Almost 300 ‘co-living’ apartments will be built on the site of an Exeter city centre multi-storey car park after developers went back to the drawing board.
Earlier this year Exeter City Council’s planning committee decided Eutopia’s plans for the Mary Arches Street car park weren’t good enough and asked them to think again.
Now the developer’s revised plans have been given the go-ahead.
“It is obvious that they were listening to what we had to say,” said Cllr Gemma Rolstone (Lab, Topsham).
Since January, Eutopia has made major changes to one of the two blocks proposed. Internal accommodation has been re-organised and a link between the two blocks has been redesigned. The height of the most contentious part of the building has been cut to four storeys and a new entrance has been included on the corner of Bartholomew Street and North Street.
Now the project to demolish the six-deck multi-storey car park can begin after the committee voted by a majority to back it. The full proposal comprises the six-storey Block A, which fronts on to Bartholomew Street and North Street and provides communal accommodation including lounges, gym and studio, co-working and laundry. Block B is now four storeys with an entrance from Mary Arches Street.
The council wants to get rid of the car park, saying it is obsolete and costs too much to run, and voted in 2022 to do so.
Cllr Tess Read (Green, St Davids) argued that the design still had too much massing, and would dominate the skyline, and Cllr Diana Moore (Green, St Davids) said the internal design remained ‘abysmally poor’.
Keith Lewis of the Exeter Civic Society said the society would prefer to see family homes on the site rather than a huge co-living block.
Cllr Rolstone told the meeting: “I am pleased to see that the developer has taken on board the points we made. It’s a better plan than the one we saw previously.”

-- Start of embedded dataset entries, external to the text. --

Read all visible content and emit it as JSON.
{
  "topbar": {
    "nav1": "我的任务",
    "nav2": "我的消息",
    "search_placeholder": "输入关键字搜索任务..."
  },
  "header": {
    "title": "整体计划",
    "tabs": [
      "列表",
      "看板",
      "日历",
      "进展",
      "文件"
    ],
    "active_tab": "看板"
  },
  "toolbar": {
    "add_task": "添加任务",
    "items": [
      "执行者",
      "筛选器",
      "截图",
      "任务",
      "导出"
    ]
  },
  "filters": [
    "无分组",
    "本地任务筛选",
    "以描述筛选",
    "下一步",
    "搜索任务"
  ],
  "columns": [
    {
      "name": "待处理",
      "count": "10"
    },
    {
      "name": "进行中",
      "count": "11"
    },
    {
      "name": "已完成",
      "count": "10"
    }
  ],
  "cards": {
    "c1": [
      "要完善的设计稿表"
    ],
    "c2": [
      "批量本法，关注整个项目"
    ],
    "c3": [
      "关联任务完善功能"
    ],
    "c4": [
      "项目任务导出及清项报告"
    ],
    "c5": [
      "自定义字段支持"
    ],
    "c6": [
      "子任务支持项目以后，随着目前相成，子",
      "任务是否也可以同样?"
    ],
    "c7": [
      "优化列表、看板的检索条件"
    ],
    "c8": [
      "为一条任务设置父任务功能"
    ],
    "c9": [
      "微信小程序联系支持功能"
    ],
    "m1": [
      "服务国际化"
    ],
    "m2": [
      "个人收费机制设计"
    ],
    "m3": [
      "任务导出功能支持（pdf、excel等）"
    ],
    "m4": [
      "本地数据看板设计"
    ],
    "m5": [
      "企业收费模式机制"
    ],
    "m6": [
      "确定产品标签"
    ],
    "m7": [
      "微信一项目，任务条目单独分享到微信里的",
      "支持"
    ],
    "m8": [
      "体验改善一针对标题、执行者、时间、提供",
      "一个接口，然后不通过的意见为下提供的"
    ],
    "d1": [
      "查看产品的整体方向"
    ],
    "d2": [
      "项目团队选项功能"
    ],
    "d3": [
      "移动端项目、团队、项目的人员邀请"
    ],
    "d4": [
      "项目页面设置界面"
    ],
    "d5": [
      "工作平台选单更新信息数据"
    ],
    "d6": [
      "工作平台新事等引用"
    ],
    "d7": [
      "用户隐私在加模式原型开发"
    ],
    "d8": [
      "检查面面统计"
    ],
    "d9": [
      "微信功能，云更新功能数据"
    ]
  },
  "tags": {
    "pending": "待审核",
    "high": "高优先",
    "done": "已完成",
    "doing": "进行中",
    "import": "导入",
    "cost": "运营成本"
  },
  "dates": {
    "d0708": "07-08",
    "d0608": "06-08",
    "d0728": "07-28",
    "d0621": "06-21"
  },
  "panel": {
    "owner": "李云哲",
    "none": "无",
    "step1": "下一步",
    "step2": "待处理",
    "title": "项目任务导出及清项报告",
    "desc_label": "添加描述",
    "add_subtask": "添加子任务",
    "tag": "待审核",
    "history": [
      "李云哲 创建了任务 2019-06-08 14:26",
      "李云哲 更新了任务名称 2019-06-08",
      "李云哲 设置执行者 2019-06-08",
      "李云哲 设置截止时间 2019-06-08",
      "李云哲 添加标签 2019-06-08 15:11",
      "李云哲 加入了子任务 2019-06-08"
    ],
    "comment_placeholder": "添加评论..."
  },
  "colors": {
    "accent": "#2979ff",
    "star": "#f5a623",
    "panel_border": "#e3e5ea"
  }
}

But Cllr James Banyard (Green, St Davids) pointed out that Historic England still said the blocks were ‘excessively tall and bulky’.
The developers will pay £87,000 towards local GP services; £139,000 for travel improvements; £146,436 for ‘car club’ vehicle provision and hundreds of pounds per bedspace towards local parks and playing fields.
After the meeting Cllr Moore said the ‘tweaks’ made to the design were not enough.
She said: “Mary Arches car park will change from a big, bland, badly-designed, beige block to a big, bland, badly-designed, beige block for 297 people.”